The Women of San Quentin


  • Photographer
    Kris Schreier Lyseggen
  • Prize
    Honorable Mention
  • Date of Photograph
    2013/2014
  • Technical Info
    120 film/ medium format

Kristin Schreier Lyseggen has been working on long term photography projects since she graduated from Birmingham Institute of Art & Design in 2004 (UK). When she came upon a world of gender-fluid individuals her experience left her wanting more. She spent the next decade working on gender identity to illuminate the lives of people who are born in a body that does not match their gender. Trained in Oslo, UK, Bangkok and California, Kristin's recent work include The Women of San Quentin about trans*women in US male prison system.

Story

I started this project before we learned that Private Bradley Manning was to become Chelsea Manning and before anyone had seen the popular Netflix TV show “Orange is the New Black” where the actress Laverne Cox, herself trans, plays the magnanimous, edgy, wise trans woman inmate Sophia Burset. In real life, trans women are put in male prisons with notorious predators.
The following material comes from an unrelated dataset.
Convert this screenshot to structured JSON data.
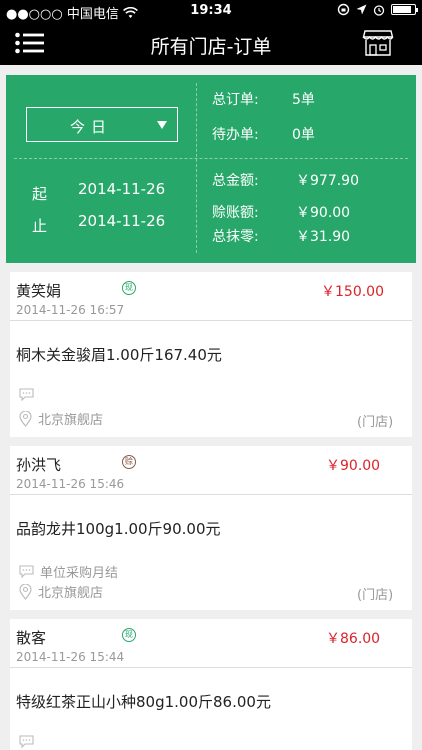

The passport to a women's penitentiary for trans women is usually bottom surgery. However many trans women have not had genital surgery but are taking estrogen and so have acquired many female secondary sexual characteristics like breasts. For these women, living with men in a prison environment is extremely challenging and often dangerous. The only option for many of them is to live isolated in a cage, or to become a sex slave of another prisoner. My mission was complex and perilous. In order to understand the harsh reality of their lives, I had to gain the trust of these women. As often is the case with my work, I did not have a clear boundary between this project and my personal life. At first, when I started receiving their letters in my mailbox, I didn’t quite know where to put their stories. The letters spoke of things I had never heard before, stories of abuse that were so horrific that I didn’t know how to respond. Their stories were so broken, stories from outside and inside a prison system with a notorious reputation. I found nothing redeeming in their descriptions of life inside prison living with a profound difference that renders them prisoners twice over - both imprisoned for their crimes and imprisoned again for their gender difference.